3) If one spouse is hospitalized and unconscious, the other spouse is responsible for deciding what course of action should be taken (as opposed to the unconscious person's parents or other blood relatives).

4) If one spouse dies, custody of the couple's children automatically stays with the remaining living spouse.

5) You can get your spouse added to your insurance at work.

There are more, but you get the idea.

For heterosexual couples, these things are so obvious that people don't even notice them.  Obviously in a good home, if the mother dies the father will continue to take care of the children and vice-versa.  Who would take a child from a loving parent?
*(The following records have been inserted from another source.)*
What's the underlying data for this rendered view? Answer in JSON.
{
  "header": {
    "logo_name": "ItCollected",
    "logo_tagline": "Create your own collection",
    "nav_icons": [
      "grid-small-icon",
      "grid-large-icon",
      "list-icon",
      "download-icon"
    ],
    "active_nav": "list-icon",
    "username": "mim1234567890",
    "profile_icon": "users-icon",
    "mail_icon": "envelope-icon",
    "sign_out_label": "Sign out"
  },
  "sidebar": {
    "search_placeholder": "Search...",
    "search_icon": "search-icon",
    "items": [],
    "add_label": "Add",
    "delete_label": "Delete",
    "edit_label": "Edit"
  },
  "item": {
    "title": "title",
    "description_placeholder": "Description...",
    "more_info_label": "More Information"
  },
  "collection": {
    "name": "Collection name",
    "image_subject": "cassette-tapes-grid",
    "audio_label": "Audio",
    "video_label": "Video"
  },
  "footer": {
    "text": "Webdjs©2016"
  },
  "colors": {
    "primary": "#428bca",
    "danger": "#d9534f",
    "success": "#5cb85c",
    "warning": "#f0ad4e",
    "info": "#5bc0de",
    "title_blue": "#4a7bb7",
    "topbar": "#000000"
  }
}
For gay couples, all of these things become major issues.  One partner is in a coma?  The other partner has no legal right to choose a course of action, or even to visit.

One partner dies?  The house doesn't automatically go to the surviving partner (who, you know, actually LIVES in the house), but to the dead partner's parents or children.  The surviving partner doesn't even have a right to the children.

Gay couples have to get all kind of legal paperwork filed to replicate the situation that married couples get without even thinking about it.  Then, even if they get a good lawyer to set everything up in a watertight manner, a determined extended family can easily contest it.

It's definitely a legal issue, and the government should get involved.

1) The Spouse dying thing can be sorted out by a will

2) The Hospital thing can be sorted out by making arrangements in advance

3) The Children issue can be sorted out in part by the will

Other issues ultimately cost society resources, and the reason that society does not give those resources to homosexual couples is that ultimately, society does not benefit from them.

Heterosexual couples, with the innate capacity to produce children, in the long run have a very positive benefit for society. Though there are a small number unable to have children, the systems necessary to root them out would be too complex to put in place and thus cancel out in part other savings.